Marsh joined the Dawson Institute in 2004 and also is director of Asian Studies at Baylor. He received his doctorate in political science from the University of Connecticut, specializing in comparative politics and international relations.
He is the author of Unparalleled Reforms: China's Rise, Russia's Fall, and the Interdependence of Transition, Russia at the Polls and Making Russian Democracy Work. He is also editor of Burden or Blessing? Russian Orthodoxy and the Construction of Civil Society and Democracy, as well as co-editor (with June Teufel Dreyer), of US-China Relations in the Twenty-First Century and (with Nikolas Gvosdev), of Civil Society and the Search for Justice in Russia.
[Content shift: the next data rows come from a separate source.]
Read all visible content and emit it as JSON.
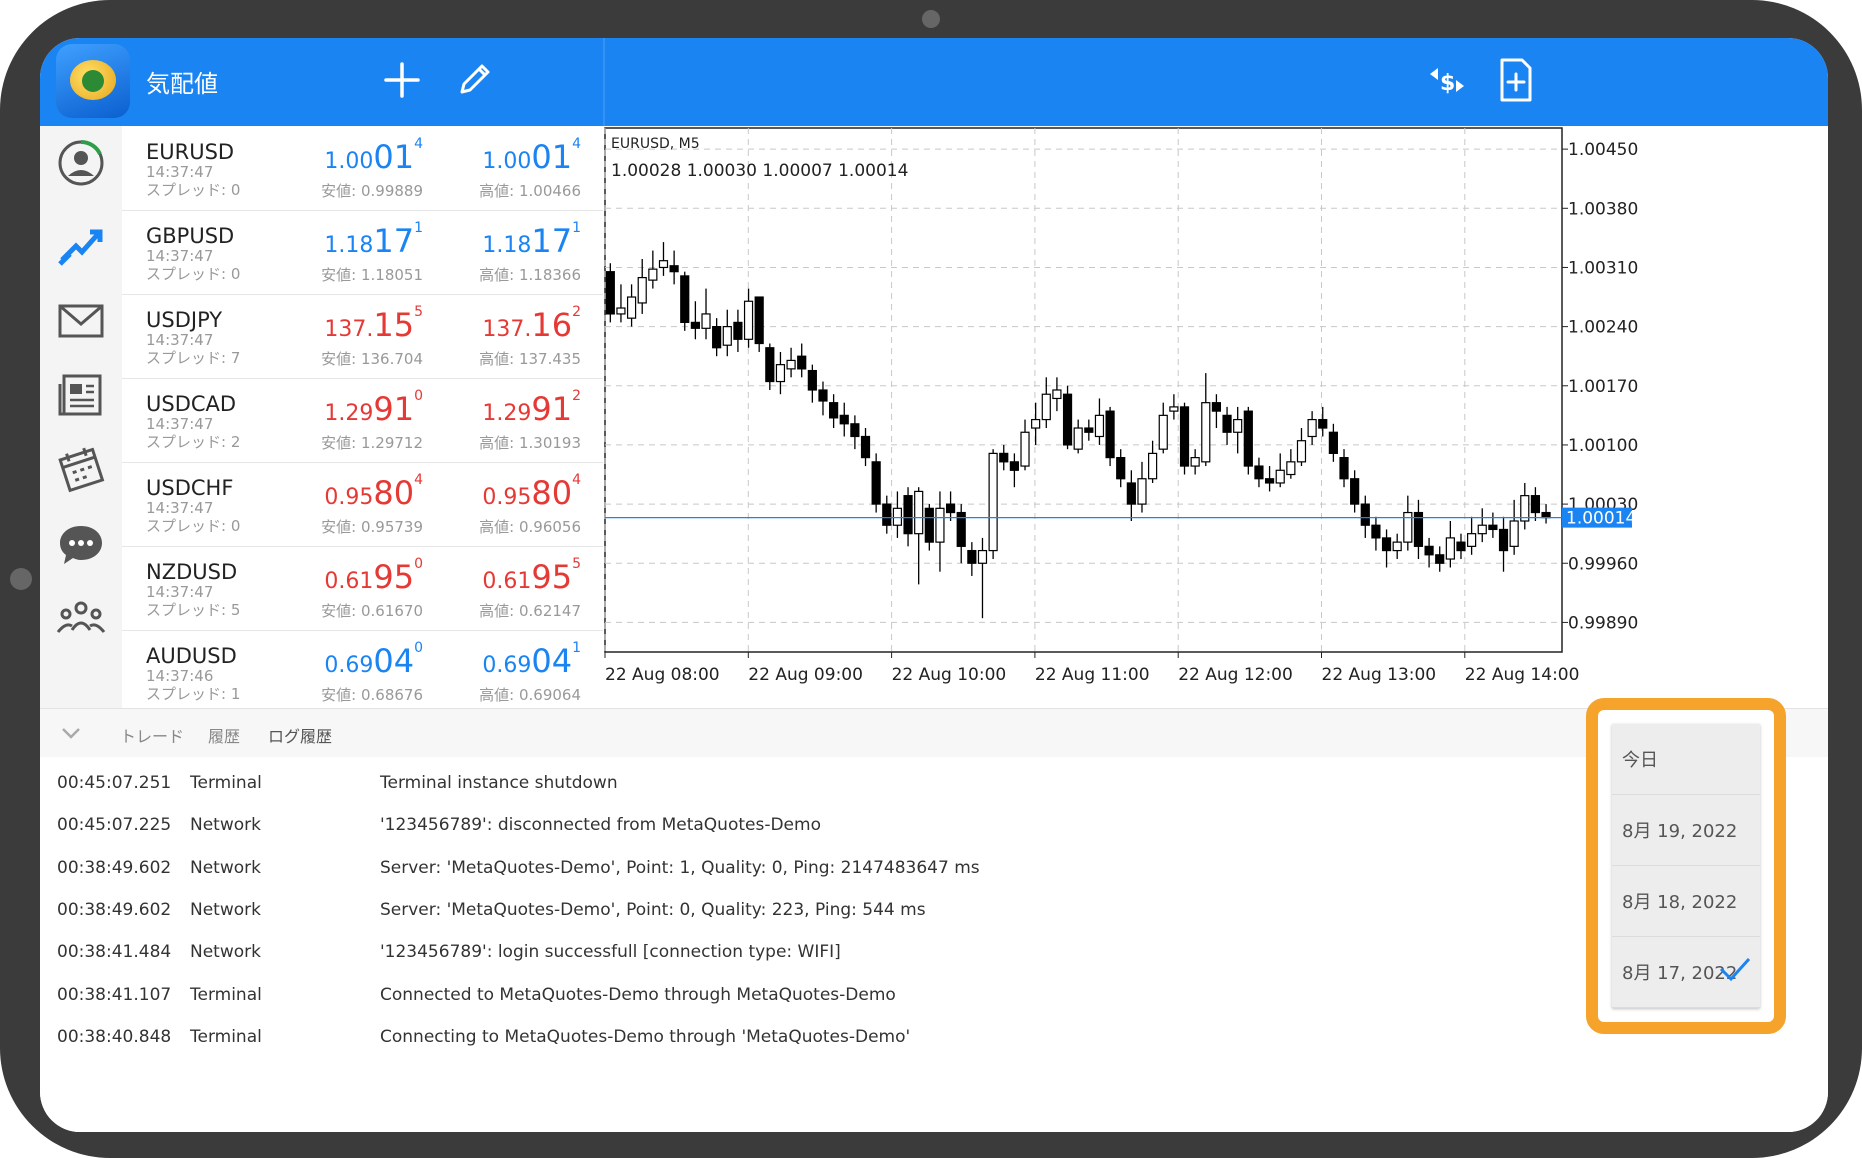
{
  "app": {
    "title": "気配値"
  },
  "quotes": [
    {
      "symbol": "EURUSD",
      "time": "14:37:47",
      "spread": "スプレッド: 0",
      "bid_pre": "1.00",
      "bid_big": "01",
      "bid_sup": "4",
      "ask_pre": "1.00",
      "ask_big": "01",
      "ask_sup": "4",
      "low": "安値: 0.99889",
      "high": "高値: 1.00466",
      "dir": "blue"
    },
    {
      "symbol": "GBPUSD",
      "time": "14:37:47",
      "spread": "スプレッド: 0",
      "bid_pre": "1.18",
      "bid_big": "17",
      "bid_sup": "1",
      "ask_pre": "1.18",
      "ask_big": "17",
      "ask_sup": "1",
      "low": "安値: 1.18051",
      "high": "高値: 1.18366",
      "dir": "blue"
    },
    {
      "symbol": "USDJPY",
      "time": "14:37:47",
      "spread": "スプレッド: 7",
      "bid_pre": "137.",
      "bid_big": "15",
      "bid_sup": "5",
      "ask_pre": "137.",
      "ask_big": "16",
      "ask_sup": "2",
      "low": "安値: 136.704",
      "high": "高値: 137.435",
      "dir": "red"
    },
    {
      "symbol": "USDCAD",
      "time": "14:37:47",
      "spread": "スプレッド: 2",
      "bid_pre": "1.29",
      "bid_big": "91",
      "bid_sup": "0",
      "ask_pre": "1.29",
      "ask_big": "91",
      "ask_sup": "2",
      "low": "安値: 1.29712",
      "high": "高値: 1.30193",
      "dir": "red"
    },
    {
      "symbol": "USDCHF",
      "time": "14:37:47",
      "spread": "スプレッド: 0",
      "bid_pre": "0.95",
      "bid_big": "80",
      "bid_sup": "4",
      "ask_pre": "0.95",
      "ask_big": "80",
      "ask_sup": "4",
      "low": "安値: 0.95739",
      "high": "高値: 0.96056",
      "dir": "red"
    },
    {
      "symbol": "NZDUSD",
      "time": "14:37:47",
      "spread": "スプレッド: 5",
      "bid_pre": "0.61",
      "bid_big": "95",
      "bid_sup": "0",
      "ask_pre": "0.61",
      "ask_big": "95",
      "ask_sup": "5",
      "low": "安値: 0.61670",
      "high": "高値: 0.62147",
      "dir": "red"
    },
    {
      "symbol": "AUDUSD",
      "time": "14:37:46",
      "spread": "スプレッド: 1",
      "bid_pre": "0.69",
      "bid_big": "04",
      "bid_sup": "0",
      "ask_pre": "0.69",
      "ask_big": "04",
      "ask_sup": "1",
      "low": "安値: 0.68676",
      "high": "高値: 0.69064",
      "dir": "blue"
    }
  ],
  "chart": {
    "symbol": "EURUSD, M5",
    "ohlc": "1.00028 1.00030 1.00007 1.00014",
    "current_price": "1.00014",
    "current_value": 1.00014,
    "y_ticks": [
      "1.00450",
      "1.00380",
      "1.00310",
      "1.00240",
      "1.00170",
      "1.00100",
      "1.00030",
      "0.99960",
      "0.99890"
    ],
    "x_ticks": [
      "22 Aug 08:00",
      "22 Aug 09:00",
      "22 Aug 10:00",
      "22 Aug 11:00",
      "22 Aug 12:00",
      "22 Aug 13:00",
      "22 Aug 14:00"
    ]
  },
  "chart_data": {
    "type": "candlestick",
    "title": "EURUSD, M5",
    "ylim": [
      0.99855,
      1.00475
    ],
    "x_range": [
      "22 Aug 08:00",
      "22 Aug 14:00"
    ],
    "grid": true,
    "last": 1.00014,
    "candles": [
      [
        1.00305,
        1.00255,
        1.00315,
        1.00245
      ],
      [
        1.00255,
        1.00262,
        1.0029,
        1.00245
      ],
      [
        1.0025,
        1.00275,
        1.0029,
        1.0024
      ],
      [
        1.00268,
        1.00298,
        1.0032,
        1.00255
      ],
      [
        1.00295,
        1.00308,
        1.0033,
        1.00285
      ],
      [
        1.0031,
        1.00318,
        1.0034,
        1.003
      ],
      [
        1.00312,
        1.00305,
        1.0033,
        1.0029
      ],
      [
        1.003,
        1.00245,
        1.00305,
        1.00235
      ],
      [
        1.00245,
        1.00238,
        1.0027,
        1.00225
      ],
      [
        1.00238,
        1.00255,
        1.00285,
        1.00225
      ],
      [
        1.0024,
        1.00215,
        1.0025,
        1.00205
      ],
      [
        1.00218,
        1.0024,
        1.0026,
        1.00205
      ],
      [
        1.00245,
        1.00225,
        1.0026,
        1.0021
      ],
      [
        1.00225,
        1.0027,
        1.00285,
        1.00215
      ],
      [
        1.00275,
        1.0022,
        1.00275,
        1.0021
      ],
      [
        1.00215,
        1.00175,
        1.0022,
        1.00165
      ],
      [
        1.00175,
        1.00195,
        1.0021,
        1.0016
      ],
      [
        1.0019,
        1.002,
        1.00215,
        1.0018
      ],
      [
        1.00205,
        1.0019,
        1.0022,
        1.0018
      ],
      [
        1.00188,
        1.00165,
        1.00195,
        1.0015
      ],
      [
        1.00165,
        1.00152,
        1.00175,
        1.00135
      ],
      [
        1.0015,
        1.00132,
        1.0016,
        1.0012
      ],
      [
        1.00135,
        1.00125,
        1.0015,
        1.0011
      ],
      [
        1.00125,
        1.0011,
        1.00135,
        1.00095
      ],
      [
        1.0011,
        1.00085,
        1.0012,
        1.00075
      ],
      [
        1.0008,
        1.0003,
        1.0009,
        1.0002
      ],
      [
        1.0003,
        1.00005,
        1.0004,
        0.99995
      ],
      [
        1.00005,
        1.00025,
        1.00045,
        0.9999
      ],
      [
        1.0004,
        0.99995,
        1.0005,
        0.9998
      ],
      [
        0.99995,
        1.00045,
        1.0005,
        0.99935
      ],
      [
        1.00025,
        0.99985,
        1.0003,
        0.99975
      ],
      [
        0.99985,
        1.00025,
        1.00045,
        0.9995
      ],
      [
        1.0003,
        1.0002,
        1.00045,
        1.0001
      ],
      [
        1.0002,
        0.9998,
        1.0003,
        0.9996
      ],
      [
        0.99975,
        0.9996,
        0.99985,
        0.99945
      ],
      [
        0.9996,
        0.99975,
        0.9999,
        0.99895
      ],
      [
        0.99975,
        1.0009,
        1.00095,
        0.99965
      ],
      [
        1.0009,
        1.0008,
        1.001,
        1.0007
      ],
      [
        1.0008,
        1.0007,
        1.0009,
        1.0005
      ],
      [
        1.00075,
        1.00115,
        1.0013,
        1.0007
      ],
      [
        1.0012,
        1.0013,
        1.0015,
        1.001
      ],
      [
        1.0013,
        1.0016,
        1.0018,
        1.0012
      ],
      [
        1.00155,
        1.00165,
        1.0018,
        1.0014
      ],
      [
        1.0016,
        1.001,
        1.0017,
        1.00095
      ],
      [
        1.00095,
        1.0012,
        1.0013,
        1.0009
      ],
      [
        1.0012,
        1.00115,
        1.0013,
        1.00105
      ],
      [
        1.0011,
        1.00135,
        1.00155,
        1.001
      ],
      [
        1.0014,
        1.00085,
        1.00145,
        1.00075
      ],
      [
        1.00085,
        1.0006,
        1.00095,
        1.0005
      ],
      [
        1.00055,
        1.0003,
        1.0007,
        1.0001
      ],
      [
        1.0003,
        1.0006,
        1.0008,
        1.0002
      ],
      [
        1.0006,
        1.0009,
        1.00105,
        1.00055
      ],
      [
        1.00095,
        1.00135,
        1.0015,
        1.0009
      ],
      [
        1.0014,
        1.00145,
        1.0016,
        1.0013
      ],
      [
        1.00145,
        1.00075,
        1.0015,
        1.00065
      ],
      [
        1.00075,
        1.00085,
        1.00095,
        1.00065
      ],
      [
        1.0008,
        1.0015,
        1.00185,
        1.00075
      ],
      [
        1.0015,
        1.0014,
        1.0016,
        1.0012
      ],
      [
        1.00135,
        1.00115,
        1.00145,
        1.001
      ],
      [
        1.00115,
        1.0013,
        1.00145,
        1.0009
      ],
      [
        1.0014,
        1.00075,
        1.00145,
        1.00065
      ],
      [
        1.00075,
        1.0006,
        1.00085,
        1.0005
      ],
      [
        1.0006,
        1.00055,
        1.00075,
        1.00045
      ],
      [
        1.00055,
        1.0007,
        1.0009,
        1.0005
      ],
      [
        1.00065,
        1.0008,
        1.00095,
        1.0006
      ],
      [
        1.0008,
        1.00105,
        1.0012,
        1.00075
      ],
      [
        1.0011,
        1.0013,
        1.0014,
        1.001
      ],
      [
        1.0013,
        1.0012,
        1.00145,
        1.0011
      ],
      [
        1.00115,
        1.0009,
        1.00125,
        1.0008
      ],
      [
        1.00085,
        1.0006,
        1.00095,
        1.0005
      ],
      [
        1.0006,
        1.0003,
        1.0007,
        1.0002
      ],
      [
        1.0003,
        1.00005,
        1.0004,
        0.9999
      ],
      [
        1.00005,
        0.9999,
        1.00015,
        0.99975
      ],
      [
        0.9999,
        0.99975,
        1.0,
        0.99955
      ],
      [
        0.99975,
        0.99985,
        0.99995,
        0.99965
      ],
      [
        0.99985,
        1.0002,
        1.0004,
        0.99975
      ],
      [
        1.0002,
        0.9998,
        1.00035,
        0.99965
      ],
      [
        0.9998,
        0.9997,
        0.9999,
        0.99955
      ],
      [
        0.9997,
        0.9996,
        0.9998,
        0.9995
      ],
      [
        0.99965,
        0.9999,
        1.0001,
        0.99955
      ],
      [
        0.99985,
        0.99975,
        0.99995,
        0.99965
      ],
      [
        0.9998,
        0.99995,
        1.00015,
        0.9997
      ],
      [
        0.99995,
        1.00005,
        1.00025,
        0.99985
      ],
      [
        1.00005,
        1.0,
        1.0002,
        0.9999
      ],
      [
        1.0,
        0.99975,
        1.00015,
        0.9995
      ],
      [
        0.9998,
        1.0001,
        1.00035,
        0.9997
      ],
      [
        1.0001,
        1.0004,
        1.00055,
        1.0
      ],
      [
        1.0004,
        1.0002,
        1.0005,
        1.0001
      ],
      [
        1.0002,
        1.00014,
        1.0003,
        1.00007
      ]
    ]
  },
  "tabs": [
    "トレード",
    "履歴",
    "ログ履歴"
  ],
  "log": [
    {
      "time": "00:45:07.251",
      "source": "Terminal",
      "message": "Terminal instance shutdown"
    },
    {
      "time": "00:45:07.225",
      "source": "Network",
      "message": "'123456789': disconnected from MetaQuotes-Demo"
    },
    {
      "time": "00:38:49.602",
      "source": "Network",
      "message": "Server: 'MetaQuotes-Demo', Point: 1, Quality: 0, Ping: 2147483647 ms"
    },
    {
      "time": "00:38:49.602",
      "source": "Network",
      "message": "Server: 'MetaQuotes-Demo', Point: 0, Quality: 223, Ping: 544 ms"
    },
    {
      "time": "00:38:41.484",
      "source": "Network",
      "message": "'123456789': login successfull [connection type: WIFI]"
    },
    {
      "time": "00:38:41.107",
      "source": "Terminal",
      "message": "Connected to MetaQuotes-Demo through MetaQuotes-Demo"
    },
    {
      "time": "00:38:40.848",
      "source": "Terminal",
      "message": "Connecting to MetaQuotes-Demo through 'MetaQuotes-Demo'"
    }
  ],
  "date_menu": {
    "items": [
      "今日",
      "8月 19, 2022",
      "8月 18, 2022",
      "8月 17, 2022"
    ],
    "selected": "8月 17, 2022"
  },
  "colors": {
    "accent": "#1a84f3",
    "up": "#1a84f3",
    "down": "#e53935",
    "highlight": "#f5a32a"
  }
}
In addition, Marsh has authored more than 30 journal articles and book chapters, including those published in The National Interest, Religion, State & Society, Nationalism and Ethnic Politics, Journal of Church and State, Eurasian Geography & Economics, and Communist and Post-Communist Studies.
A member of Phi Beta Kappa, Daniel is a graduate of the University of North Carolina at Chapel Hill, where he earned a bachelor's degree in economics with honors in 1964 and a doctorate in history in 1973. He joined the Baylor faculty in 1971 as an assistant professor of history, and was later named associate professor, professor, director of Soviet and East European Studies and director of the Honors Program. Before being appointed as dean of the College of Arts and Sciences in 1996, Daniel served four years as chair of the department of history.
As an academic, Daniel has been named a Fulbright scholar three times: in 1969-70 as part of the official U.S.-Soviet Union Educational and Cultural Exchange Program in Moscow and Leningrad (now St. Petersburg); in 1979 for additional study in Moscow and Helsinki, Finland; and in 1996-97 for research in Moscow and Oxford University on "Religion and Democracy in Post-Communist Russia," one of only two funded studies at the time concerning all of Eastern Europe and Russia.
He is the author of the biography G.N. Teplov: A Statesman at the Court of Catherine the Great and the forthcoming book The Orthodox Church and Civil Society in Russia. Some of his recent publications include "The Church and the Struggle for Renewal: The Experience of Three Moscow Parishes" in Burden or Blessing? Russian Orthodoxy and the Construction of Civil Society and Democracy and "Religion and the Struggle for Russia's Future" in the journal Religion, State and Society, as well as the forthcoming "The Children of Perestroika: Religion and Society in Post-communist Russia, 1991-2005" and "Reconstructing the 'Sacred Canopy': Mother Serafima and Novodevichy Monastery."
Davis received bachelor's, master's and law degrees from Baylor and earned his doctorate from the University of Texas at Dallas. He joined the Dawson Institute in 1990 and has been director since 1995. He served as associate editor, managing editor and editor of Journal of Church and State between 1990 and 2006.